The heater in my car was on the blink, so I drove over to my neighborhood service station and asked Tiffany, the receptionist, if they could fix it that day. One of the mechanics was standing next to her, writing up a bill.
“Can you take Mrs. Shoup’s car today?” she asked him.
He looked up—your generic mechanic. Tall and rangy, he was wearing a filthy gray jumpsuit. His hands were streaked with oil, there was oil beneath his fingernails, which were—Oh! My! God!—painted bright pink. A dainty row of three diamonds dangled from his ears—those “Yesterday, Today, Tomorrow” earrings that certain kinds of husbands give their wives. He was wearing sparkly blue eye shadow. His hair, dyed strawberry blonde, had a black streak at the part where it was growing back in.
“Yeah, we can take it,” he said, in a deep baritone.
“Phone number?” Tiffany asked me.
“257—” I began
Then, apparently, I spaced out, staring at him.
Tiffany cleared her throat. “257—” she repeated.
“Oh.” I could feel myself turning beet-red. “Jeez. I’m sorry. 2682.”
If the mechanic noticed my discomposure, it wasn’t apparent. He nodded, walked toward the garage to get back to work.
“It’s not what you think!” I wanted to shout after him. “I'm shocked with delight!”

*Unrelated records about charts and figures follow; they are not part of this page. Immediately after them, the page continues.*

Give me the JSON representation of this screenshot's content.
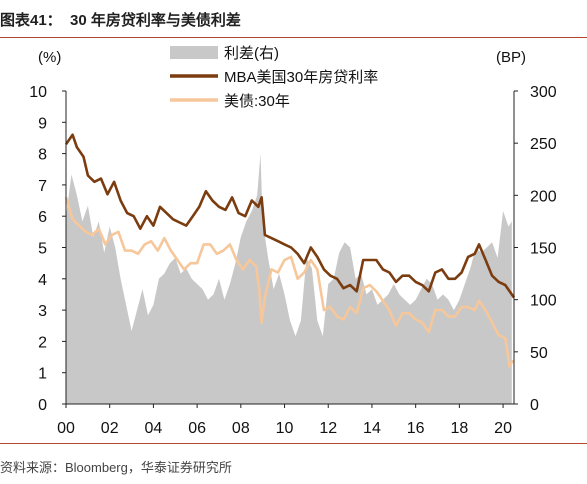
{
  "header": {
    "title": "图表41：  30 年房贷利率与美债利差"
  },
  "footer": {
    "source": "资料来源：Bloomberg，华泰证券研究所"
  },
  "chart_data": {
    "type": "line",
    "title": "30 年房贷利率与美债利差",
    "y_left_unit": "(%)",
    "y_right_unit": "(BP)",
    "y_left_range": [
      0,
      10
    ],
    "y_right_range": [
      0,
      300
    ],
    "y_left_ticks": [
      "0",
      "1",
      "2",
      "3",
      "4",
      "5",
      "6",
      "7",
      "8",
      "9",
      "10"
    ],
    "y_right_ticks": [
      "0",
      "50",
      "100",
      "150",
      "200",
      "250",
      "300"
    ],
    "x_range": [
      2000,
      2020.5
    ],
    "x_ticks": [
      {
        "value": 2000,
        "label": "00"
      },
      {
        "value": 2002,
        "label": "02"
      },
      {
        "value": 2004,
        "label": "04"
      },
      {
        "value": 2006,
        "label": "06"
      },
      {
        "value": 2008,
        "label": "08"
      },
      {
        "value": 2010,
        "label": "10"
      },
      {
        "value": 2012,
        "label": "12"
      },
      {
        "value": 2014,
        "label": "14"
      },
      {
        "value": 2016,
        "label": "16"
      },
      {
        "value": 2018,
        "label": "18"
      },
      {
        "value": 2020,
        "label": "20"
      }
    ],
    "legend_position": "top-center",
    "grid": false,
    "colors": {
      "spread": "#c8c8c8",
      "mortgage": "#7b3c0f",
      "treasury": "#f6c79b",
      "rule": "#b5472f"
    },
    "series": [
      {
        "name": "利差(右)",
        "kind": "area",
        "axis": "right",
        "x": [
          2000.0,
          2000.25,
          2000.5,
          2000.75,
          2001.0,
          2001.25,
          2001.5,
          2001.75,
          2002.0,
          2002.25,
          2002.5,
          2002.75,
          2003.0,
          2003.25,
          2003.5,
          2003.75,
          2004.0,
          2004.25,
          2004.5,
          2004.75,
          2005.0,
          2005.25,
          2005.5,
          2005.75,
          2006.0,
          2006.25,
          2006.5,
          2006.75,
          2007.0,
          2007.25,
          2007.5,
          2007.75,
          2008.0,
          2008.25,
          2008.5,
          2008.75,
          2008.9,
          2009.0,
          2009.25,
          2009.5,
          2009.75,
          2010.0,
          2010.25,
          2010.5,
          2010.75,
          2011.0,
          2011.25,
          2011.5,
          2011.75,
          2012.0,
          2012.25,
          2012.5,
          2012.75,
          2013.0,
          2013.25,
          2013.5,
          2013.75,
          2014.0,
          2014.25,
          2014.5,
          2014.75,
          2015.0,
          2015.25,
          2015.5,
          2015.75,
          2016.0,
          2016.25,
          2016.5,
          2016.75,
          2017.0,
          2017.25,
          2017.5,
          2017.75,
          2018.0,
          2018.25,
          2018.5,
          2018.75,
          2019.0,
          2019.25,
          2019.5,
          2019.75,
          2020.0,
          2020.25,
          2020.4
        ],
        "y": [
          180,
          220,
          200,
          175,
          190,
          160,
          175,
          145,
          170,
          150,
          120,
          95,
          70,
          90,
          110,
          85,
          95,
          120,
          125,
          135,
          140,
          125,
          130,
          120,
          115,
          110,
          100,
          105,
          120,
          100,
          115,
          135,
          160,
          175,
          185,
          200,
          240,
          175,
          140,
          110,
          125,
          105,
          80,
          65,
          80,
          140,
          130,
          80,
          65,
          115,
          120,
          145,
          155,
          150,
          120,
          125,
          105,
          110,
          95,
          100,
          105,
          115,
          105,
          100,
          95,
          100,
          110,
          120,
          115,
          100,
          105,
          100,
          90,
          100,
          115,
          130,
          150,
          145,
          150,
          155,
          140,
          185,
          170,
          175
        ]
      },
      {
        "name": "MBA美国30年房贷利率",
        "kind": "line",
        "axis": "left",
        "x": [
          2000.0,
          2000.3,
          2000.5,
          2000.8,
          2001.0,
          2001.3,
          2001.6,
          2001.9,
          2002.2,
          2002.5,
          2002.8,
          2003.1,
          2003.4,
          2003.7,
          2004.0,
          2004.3,
          2004.6,
          2004.9,
          2005.2,
          2005.5,
          2005.8,
          2006.1,
          2006.4,
          2006.7,
          2007.0,
          2007.3,
          2007.6,
          2007.9,
          2008.2,
          2008.5,
          2008.8,
          2008.95,
          2009.1,
          2009.4,
          2009.7,
          2010.0,
          2010.3,
          2010.6,
          2010.9,
          2011.2,
          2011.5,
          2011.8,
          2012.1,
          2012.4,
          2012.7,
          2013.0,
          2013.3,
          2013.6,
          2013.9,
          2014.2,
          2014.5,
          2014.8,
          2015.1,
          2015.4,
          2015.7,
          2016.0,
          2016.3,
          2016.6,
          2016.9,
          2017.2,
          2017.5,
          2017.8,
          2018.1,
          2018.4,
          2018.7,
          2018.9,
          2019.2,
          2019.5,
          2019.8,
          2020.1,
          2020.3,
          2020.5
        ],
        "y": [
          8.3,
          8.6,
          8.2,
          7.9,
          7.3,
          7.1,
          7.2,
          6.7,
          7.1,
          6.5,
          6.1,
          6.0,
          5.6,
          6.0,
          5.7,
          6.3,
          6.1,
          5.9,
          5.8,
          5.7,
          6.0,
          6.3,
          6.8,
          6.5,
          6.3,
          6.2,
          6.6,
          6.1,
          6.0,
          6.5,
          6.3,
          6.6,
          5.4,
          5.3,
          5.2,
          5.1,
          5.0,
          4.8,
          4.5,
          5.0,
          4.7,
          4.3,
          4.1,
          4.0,
          3.7,
          3.8,
          3.6,
          4.6,
          4.6,
          4.6,
          4.3,
          4.2,
          3.9,
          4.1,
          4.1,
          3.9,
          3.8,
          3.6,
          4.2,
          4.3,
          4.0,
          4.0,
          4.2,
          4.7,
          4.8,
          5.1,
          4.6,
          4.1,
          3.9,
          3.8,
          3.6,
          3.4
        ]
      },
      {
        "name": "美债:30年",
        "kind": "line",
        "axis": "left",
        "x": [
          2000.0,
          2000.3,
          2000.6,
          2000.9,
          2001.2,
          2001.5,
          2001.8,
          2002.1,
          2002.4,
          2002.7,
          2003.0,
          2003.3,
          2003.6,
          2003.9,
          2004.2,
          2004.5,
          2004.8,
          2005.1,
          2005.4,
          2005.7,
          2006.0,
          2006.3,
          2006.6,
          2006.9,
          2007.2,
          2007.5,
          2007.8,
          2008.1,
          2008.4,
          2008.7,
          2008.85,
          2008.95,
          2009.1,
          2009.4,
          2009.7,
          2010.0,
          2010.3,
          2010.6,
          2010.9,
          2011.2,
          2011.5,
          2011.8,
          2012.1,
          2012.4,
          2012.7,
          2013.0,
          2013.3,
          2013.6,
          2013.9,
          2014.2,
          2014.5,
          2014.8,
          2015.1,
          2015.4,
          2015.7,
          2016.0,
          2016.3,
          2016.6,
          2016.9,
          2017.2,
          2017.5,
          2017.8,
          2018.1,
          2018.4,
          2018.7,
          2018.9,
          2019.2,
          2019.5,
          2019.8,
          2020.1,
          2020.3,
          2020.45
        ],
        "y": [
          6.6,
          5.9,
          5.7,
          5.5,
          5.4,
          5.6,
          5.1,
          5.4,
          5.5,
          4.9,
          4.9,
          4.8,
          5.1,
          5.2,
          4.9,
          5.3,
          4.9,
          4.6,
          4.3,
          4.5,
          4.5,
          5.1,
          5.1,
          4.8,
          4.9,
          5.1,
          4.6,
          4.3,
          4.6,
          4.4,
          3.6,
          2.6,
          3.4,
          4.3,
          4.2,
          4.6,
          4.7,
          4.0,
          4.2,
          4.6,
          4.3,
          3.0,
          3.1,
          2.8,
          2.7,
          3.1,
          2.9,
          3.7,
          3.8,
          3.6,
          3.3,
          3.0,
          2.5,
          2.9,
          2.9,
          2.7,
          2.6,
          2.3,
          3.0,
          3.0,
          2.8,
          2.8,
          3.1,
          3.1,
          3.0,
          3.3,
          3.0,
          2.6,
          2.2,
          2.1,
          1.2,
          1.4
        ]
      }
    ]
  }
}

It totally made my day: the simple image of him--and as I felt it enter the wacky mix of stuff in my right brain that cycles round and round trying to become stories, I thought of a something the writer Stephané Mallarme said: “Everything in the world exists to end up in a book.” Who knows what future scene the mechanic in drag might walk into?
This happens to me all the time. I see things that I know instantly are mine—and, more often than not, eventually, they plop themselves into stories. A pink Volvo with a decal of pastel teddy bears dancing across the back window, driven by a preppy girl with streaked blonde hair ended up at—of all things—the funeral procession for a murdered teenager. A young punk couple dressed in leather, struggling to open a stroller for their beautiful baby who was dressed in a pink snowsuit trimmed in white fur, strolled into the mall when a character of mine was Christmas shopping. A seven-year old Elvis impersonator I saw at Graceland made his way into another’s road trip.
There are some things you just can’t make up! And the world is such an amazing place that you don’t have to. Stories are made of it.